All the SMART trees are being monitored for quality characteristics such as growth, flush date, colour, budding, needle length etc. Additional test sites are planned as more seedlings become available and more trials are required.
Early results are encouraging. Ms. Woodworth said, “one thing we’re really excited about is that all of these trees, regardless of what line they are from, are late flushers.” That means their buds break late in spring, making them less susceptible to late frosts, an important consideration in an era of climate change.
Memorable for Mr. Bonnyman is the spring of 2018, “when we had an unseasonably late frost and a freeze in Nova Scotia. A lot of the new growth in our Christmas trees were impacted by cold.” He anticipates SMART balsam fir will insulate the industry against incidents like that, which could become more frequent as climate change takes hold.
Describing the distinctive qualities of SMART trees, Mr. DeLong said “I would just say it’s superior characteristics.”
For consumers, that means SMART trees will offer superior shape, longer needle retention, and great balsam fir colour and aroma. Their improved insect and disease resistance bring added attractions for growers, as does the tree’s architecture which promises far less manual shearing. Still, the biggest bonus all round may be longer needle retention.
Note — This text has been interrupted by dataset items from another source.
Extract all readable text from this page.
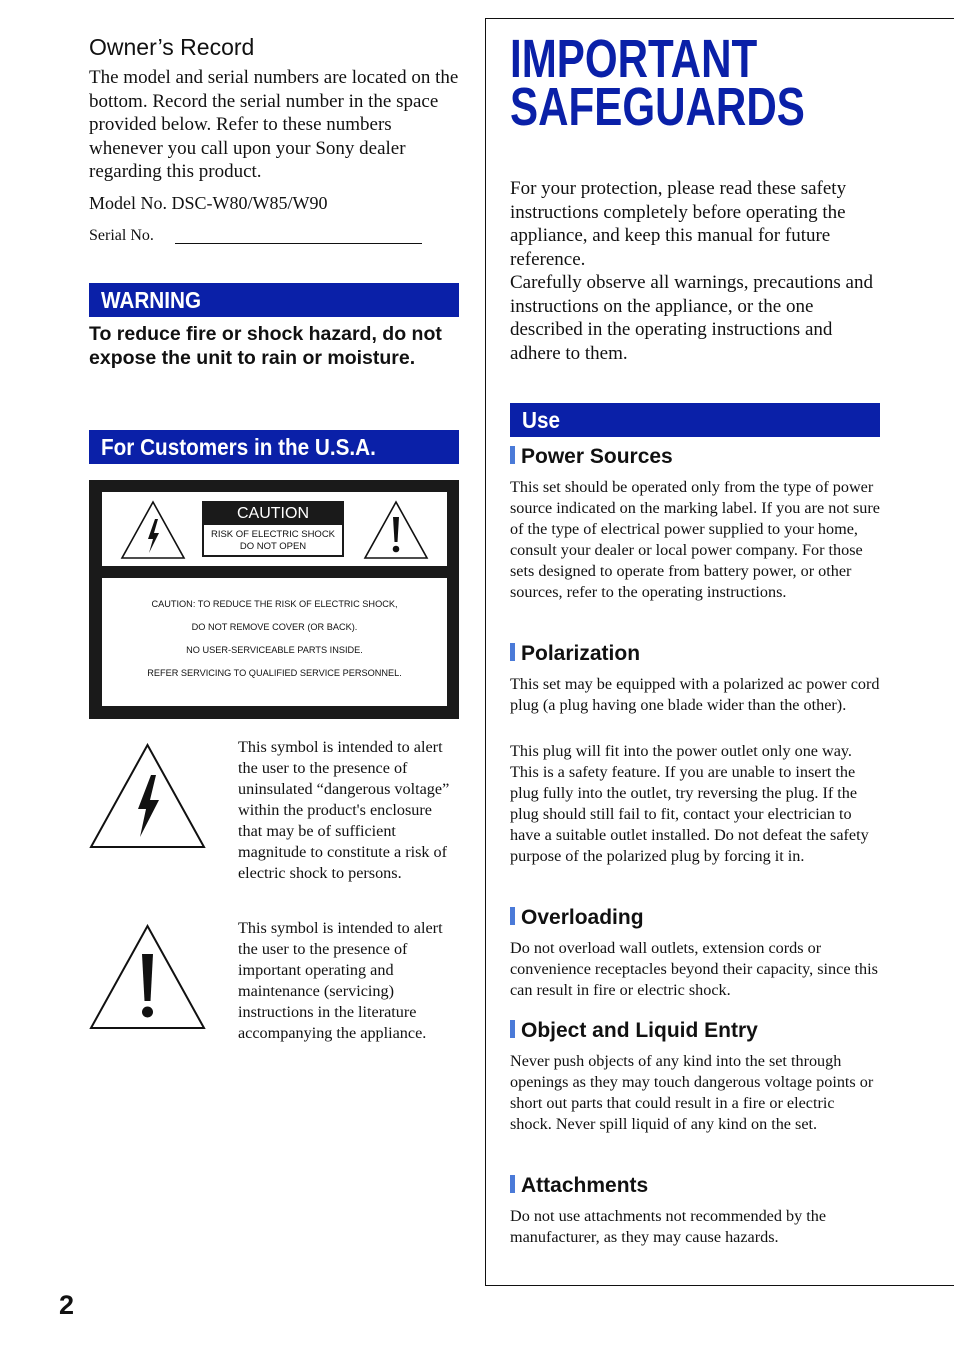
Owner’s Record
The model and serial numbers are located on the bottom. Record the serial number in the space provided below. Refer to these numbers whenever you call upon your Sony dealer regarding this product.
Model No. DSC-W80/W85/W90
Serial No.
WARNING
To reduce fire or shock hazard, do not expose the unit to rain or moisture.
For Customers in the U.S.A.
CAUTION
RISK OF ELECTRIC SHOCK
DO NOT OPEN
CAUTION: TO REDUCE THE RISK OF ELECTRIC SHOCK,
DO NOT REMOVE COVER (OR BACK).
NO USER-SERVICEABLE PARTS INSIDE.
REFER SERVICING TO QUALIFIED SERVICE PERSONNEL.
This symbol is intended to alert the user to the presence of uninsulated “dangerous voltage” within the product's enclosure that may be of sufficient magnitude to constitute a risk of electric shock to persons.
This symbol is intended to alert the user to the presence of important operating and maintenance (servicing) instructions in the literature accompanying the appliance.
IMPORTANT
SAFEGUARDS
For your protection, please read these safety instructions completely before operating the appliance, and keep this manual for future reference.
Carefully observe all warnings, precautions and instructions on the appliance, or the one described in the operating instructions and adhere to them.
Use
Power Sources
This set should be operated only from the type of power source indicated on the marking label. If you are not sure of the type of electrical power supplied to your home, consult your dealer or local power company. For those sets designed to operate from battery power, or other sources, refer to the operating instructions.
Polarization
This set may be equipped with a polarized ac power cord plug (a plug having one blade wider than the other).
This plug will fit into the power outlet only one way. This is a safety feature. If you are unable to insert the plug fully into the outlet, try reversing the plug. If the plug should still fail to fit, contact your electrician to have a suitable outlet installed. Do not defeat the safety purpose of the polarized plug by forcing it in.
Overloading
Do not overload wall outlets, extension cords or convenience receptacles beyond their capacity, since this can result in fire or electric shock.
Object and Liquid Entry
Never push objects of any kind into the set through openings as they may touch dangerous voltage points or short out parts that could result in a fire or electric shock. Never spill liquid of any kind on the set.
Attachments
Do not use attachments not recommended by the manufacturer, as they may cause hazards.
2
As Ms. Woodworth explained, “we’ve been cutting trees for export since the last week of September, so if you think of it, those trees need to last for Christmas. They have to be good at holding onto their needles.” Ninety per cent of Nova Scotia’s Christmas trees are sold outside the province. Half of them are shipped to other parts of Canada and the rest are exported, mainly to the United States, but also to countries as far away as Saudi Arabia and Panama.
SMART trees’ profit potential may also help rejuvenate the Nova Scotia industry with new recruits, who so far have failed to replace the number of producers, mainly an older demographic, who have left or are leaving to retire. According to Mr. Bonnyman, the province now has 350 active growers.
Most importantly, SMART trees represent a potential boost for the Maritimes’ hard-hit rural economy. “It’s quite a privilege to still make a living in rural Nova Scotia and to be part of the Christmas celebration,” acknowledged Mr. DeLong. “So, if you can plant some seedlings that can return you 80-90 per cent premium trees instead of 10 per cent premium trees,” he said, “that’s a big return on investment.”